Halbuki Devlet, milletin bütün müesseselerinin toplamı, hükümet bu müesseselerden ancak bir kısmı idi. Millet var olduğu müddetçe devlet vardı ve devlet devamlı idi, değişmezdi. Halbuki hükümet (ki biz bunu bir partiye benzetmiştik) zaman zaman değişebilirdi. Fakat biz, asırlarca kafalara yerleşmiş olan bu yanlış düşünceyi değiştirememişizdir.
Bu yanlış düşünceden ikinci mahzur doğuyordu. Bu mahzur da tarih metodundaki mahzurdu. Milleti, dolayısıyle onun tüm müesseselerinin toplamı demek olan devleti, sürekli, değişmez ve esas kabul edemediğimiz, milleti idare eden hükümetlerin değişebileceğini anlayamadığımız ve hükümeti (hükümdarı) esas kabul ettiğimiz için, tarih boyunca Türk milletini idare eden hükümetlerin her birini ayrı bir Türk devleti sanmışız, tarihlerimize öyle geçmişizdir.
Bugün dahi orta tedrisatta okunan tarih kitaplarını açınız, Hunların Göktürklerle; Göktürklerin Karahanlılarla ve Selçukluların Osmanlılarla bir alakası yokmuş, ayrı bir millet, ayrı bir devletmiş gibi yazıldığını ve genç nesillere de böyle okutulduğunu görürsünüz.
Halbuki M.Ö.7000’den bugüne… Türk milleti ve onun devleti değişmemiştir. Her biri bir parti demek olan hükümetleri (sülaleler veya hükümdarları) değişmiştir. …Fakat Türk Milletini, şimdiye kadar kaç sülale (hanedan) idare etmişse o kadar isim almıştır. Millet, Türk milleti idi. İsminin değişmemesi icap ederdi (s.37-38).

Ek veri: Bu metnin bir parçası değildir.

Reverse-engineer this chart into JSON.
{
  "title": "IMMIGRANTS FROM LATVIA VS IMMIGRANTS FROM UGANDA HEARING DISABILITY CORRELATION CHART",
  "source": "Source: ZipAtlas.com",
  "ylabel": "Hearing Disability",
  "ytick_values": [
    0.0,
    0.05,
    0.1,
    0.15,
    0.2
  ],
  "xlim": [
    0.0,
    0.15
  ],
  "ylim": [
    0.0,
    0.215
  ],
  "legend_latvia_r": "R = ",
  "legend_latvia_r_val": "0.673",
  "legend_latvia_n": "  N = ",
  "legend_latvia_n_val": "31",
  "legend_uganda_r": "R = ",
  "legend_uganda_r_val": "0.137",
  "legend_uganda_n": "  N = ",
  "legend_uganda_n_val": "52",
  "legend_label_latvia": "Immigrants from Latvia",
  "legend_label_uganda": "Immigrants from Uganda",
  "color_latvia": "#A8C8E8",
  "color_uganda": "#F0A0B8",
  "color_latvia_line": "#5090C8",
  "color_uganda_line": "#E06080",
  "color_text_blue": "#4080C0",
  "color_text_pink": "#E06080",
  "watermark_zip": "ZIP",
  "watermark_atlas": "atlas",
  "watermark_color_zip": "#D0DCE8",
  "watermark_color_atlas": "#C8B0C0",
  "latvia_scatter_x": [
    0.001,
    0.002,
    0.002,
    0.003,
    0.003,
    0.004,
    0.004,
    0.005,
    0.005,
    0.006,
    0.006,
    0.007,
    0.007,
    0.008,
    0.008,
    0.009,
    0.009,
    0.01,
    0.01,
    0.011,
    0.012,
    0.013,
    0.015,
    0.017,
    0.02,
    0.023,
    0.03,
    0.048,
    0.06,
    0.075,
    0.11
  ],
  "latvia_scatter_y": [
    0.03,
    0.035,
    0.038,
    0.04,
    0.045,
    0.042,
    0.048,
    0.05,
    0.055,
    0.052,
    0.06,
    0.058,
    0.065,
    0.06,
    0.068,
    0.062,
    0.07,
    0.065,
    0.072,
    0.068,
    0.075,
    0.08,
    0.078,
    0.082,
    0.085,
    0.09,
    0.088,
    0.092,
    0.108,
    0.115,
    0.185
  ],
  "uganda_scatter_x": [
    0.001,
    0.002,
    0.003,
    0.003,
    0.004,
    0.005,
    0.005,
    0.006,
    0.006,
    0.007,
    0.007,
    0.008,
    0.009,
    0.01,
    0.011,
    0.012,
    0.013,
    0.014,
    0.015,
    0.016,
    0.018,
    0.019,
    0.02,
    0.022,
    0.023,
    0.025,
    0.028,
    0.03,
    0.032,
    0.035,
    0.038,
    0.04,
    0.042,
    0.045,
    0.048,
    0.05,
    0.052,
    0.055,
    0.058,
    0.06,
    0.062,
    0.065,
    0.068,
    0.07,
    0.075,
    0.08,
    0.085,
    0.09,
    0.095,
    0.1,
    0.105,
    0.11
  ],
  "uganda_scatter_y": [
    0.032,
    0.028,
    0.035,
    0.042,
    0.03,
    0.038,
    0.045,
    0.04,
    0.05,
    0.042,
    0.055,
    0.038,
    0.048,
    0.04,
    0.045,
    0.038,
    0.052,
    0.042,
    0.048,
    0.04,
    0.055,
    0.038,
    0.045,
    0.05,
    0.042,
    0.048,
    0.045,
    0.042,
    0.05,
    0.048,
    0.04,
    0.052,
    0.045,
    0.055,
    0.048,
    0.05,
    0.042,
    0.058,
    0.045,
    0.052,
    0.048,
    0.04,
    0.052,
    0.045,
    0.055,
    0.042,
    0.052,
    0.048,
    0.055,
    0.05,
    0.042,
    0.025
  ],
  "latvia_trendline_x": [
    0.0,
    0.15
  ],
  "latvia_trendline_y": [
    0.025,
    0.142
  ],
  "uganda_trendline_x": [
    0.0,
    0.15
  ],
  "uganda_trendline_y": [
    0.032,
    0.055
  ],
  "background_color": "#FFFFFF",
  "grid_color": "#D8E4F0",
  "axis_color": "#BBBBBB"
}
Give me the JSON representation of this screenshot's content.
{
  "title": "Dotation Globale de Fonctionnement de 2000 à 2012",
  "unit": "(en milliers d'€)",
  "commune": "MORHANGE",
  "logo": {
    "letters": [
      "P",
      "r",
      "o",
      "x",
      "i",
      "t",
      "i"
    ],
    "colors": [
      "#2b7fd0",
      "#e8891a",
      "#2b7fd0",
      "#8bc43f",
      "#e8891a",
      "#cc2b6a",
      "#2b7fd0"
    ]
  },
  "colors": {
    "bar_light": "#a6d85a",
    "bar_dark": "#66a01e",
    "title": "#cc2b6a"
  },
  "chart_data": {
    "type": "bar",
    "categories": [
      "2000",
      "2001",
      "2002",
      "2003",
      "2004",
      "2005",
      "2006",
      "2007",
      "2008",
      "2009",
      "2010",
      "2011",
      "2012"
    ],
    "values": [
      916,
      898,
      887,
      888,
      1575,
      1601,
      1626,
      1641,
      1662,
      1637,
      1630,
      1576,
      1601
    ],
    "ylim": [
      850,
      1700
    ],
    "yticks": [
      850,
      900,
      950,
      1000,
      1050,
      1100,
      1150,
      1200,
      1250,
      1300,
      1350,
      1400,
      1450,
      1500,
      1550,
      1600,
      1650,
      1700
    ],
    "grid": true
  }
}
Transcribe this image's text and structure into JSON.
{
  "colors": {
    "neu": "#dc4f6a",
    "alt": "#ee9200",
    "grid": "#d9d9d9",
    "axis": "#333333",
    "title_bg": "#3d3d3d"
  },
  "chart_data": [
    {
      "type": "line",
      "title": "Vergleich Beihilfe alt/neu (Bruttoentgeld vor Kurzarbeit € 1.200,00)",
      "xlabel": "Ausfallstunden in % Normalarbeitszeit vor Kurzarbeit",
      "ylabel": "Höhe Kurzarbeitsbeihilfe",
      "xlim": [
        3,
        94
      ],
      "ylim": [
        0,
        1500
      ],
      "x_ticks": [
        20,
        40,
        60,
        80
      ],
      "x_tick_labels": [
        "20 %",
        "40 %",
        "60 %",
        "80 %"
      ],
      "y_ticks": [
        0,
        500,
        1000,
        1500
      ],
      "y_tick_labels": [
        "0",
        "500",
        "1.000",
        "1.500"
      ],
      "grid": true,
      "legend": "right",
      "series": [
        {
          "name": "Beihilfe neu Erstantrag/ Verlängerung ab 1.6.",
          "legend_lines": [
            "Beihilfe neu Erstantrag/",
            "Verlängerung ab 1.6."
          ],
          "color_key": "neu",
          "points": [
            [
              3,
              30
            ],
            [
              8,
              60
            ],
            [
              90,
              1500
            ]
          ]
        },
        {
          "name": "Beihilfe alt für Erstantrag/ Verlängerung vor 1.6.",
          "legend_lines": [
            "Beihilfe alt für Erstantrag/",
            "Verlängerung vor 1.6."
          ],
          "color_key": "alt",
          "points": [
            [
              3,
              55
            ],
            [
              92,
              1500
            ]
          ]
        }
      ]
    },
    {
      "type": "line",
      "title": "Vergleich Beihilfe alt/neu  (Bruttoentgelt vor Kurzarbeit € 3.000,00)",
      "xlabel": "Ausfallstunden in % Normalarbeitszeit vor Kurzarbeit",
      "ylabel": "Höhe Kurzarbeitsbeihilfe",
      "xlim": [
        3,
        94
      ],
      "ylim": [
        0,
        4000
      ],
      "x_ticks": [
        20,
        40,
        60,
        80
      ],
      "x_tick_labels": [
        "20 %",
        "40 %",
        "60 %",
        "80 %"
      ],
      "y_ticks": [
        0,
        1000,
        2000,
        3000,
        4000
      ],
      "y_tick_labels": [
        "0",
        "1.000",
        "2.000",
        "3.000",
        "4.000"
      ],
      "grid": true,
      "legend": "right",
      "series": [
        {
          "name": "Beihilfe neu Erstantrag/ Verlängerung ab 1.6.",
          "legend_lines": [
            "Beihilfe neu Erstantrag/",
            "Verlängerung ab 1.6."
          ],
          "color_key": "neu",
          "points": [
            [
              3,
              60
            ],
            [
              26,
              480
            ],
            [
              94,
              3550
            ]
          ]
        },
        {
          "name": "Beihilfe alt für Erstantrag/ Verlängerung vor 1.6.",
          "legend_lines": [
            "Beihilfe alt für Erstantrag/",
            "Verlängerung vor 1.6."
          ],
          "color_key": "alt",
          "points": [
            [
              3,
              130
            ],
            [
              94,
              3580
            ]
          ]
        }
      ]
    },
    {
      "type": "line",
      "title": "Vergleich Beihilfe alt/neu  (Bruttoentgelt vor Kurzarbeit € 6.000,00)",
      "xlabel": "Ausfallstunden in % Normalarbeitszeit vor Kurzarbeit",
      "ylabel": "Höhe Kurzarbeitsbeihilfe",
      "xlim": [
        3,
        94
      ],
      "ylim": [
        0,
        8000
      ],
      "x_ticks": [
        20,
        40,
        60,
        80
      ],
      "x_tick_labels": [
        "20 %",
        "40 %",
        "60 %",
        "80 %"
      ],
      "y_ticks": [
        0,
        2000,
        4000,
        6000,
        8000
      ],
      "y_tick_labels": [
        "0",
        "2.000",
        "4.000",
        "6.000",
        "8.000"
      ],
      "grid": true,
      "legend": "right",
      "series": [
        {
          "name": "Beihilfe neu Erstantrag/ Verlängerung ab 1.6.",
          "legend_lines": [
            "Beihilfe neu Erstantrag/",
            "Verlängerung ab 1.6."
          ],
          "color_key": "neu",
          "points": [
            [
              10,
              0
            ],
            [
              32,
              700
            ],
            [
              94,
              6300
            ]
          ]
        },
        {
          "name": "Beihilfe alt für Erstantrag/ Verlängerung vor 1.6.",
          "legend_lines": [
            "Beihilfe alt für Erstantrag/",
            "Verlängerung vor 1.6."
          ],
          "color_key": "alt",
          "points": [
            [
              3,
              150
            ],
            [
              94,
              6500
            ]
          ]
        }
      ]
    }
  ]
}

…biri yıkılırken öteki kurulan, biri diğerine halef ve selef olan büyük Türk hükümetleri kronolojisidir (s.39).
…üç kıtanın dört yanında kurmuş olduğu devlet ve hükümetlerin miktarı 150’yi geçer. Tarihte de bu kadar hükümet kurmuş başka bir millet gösterilemez (s.42).”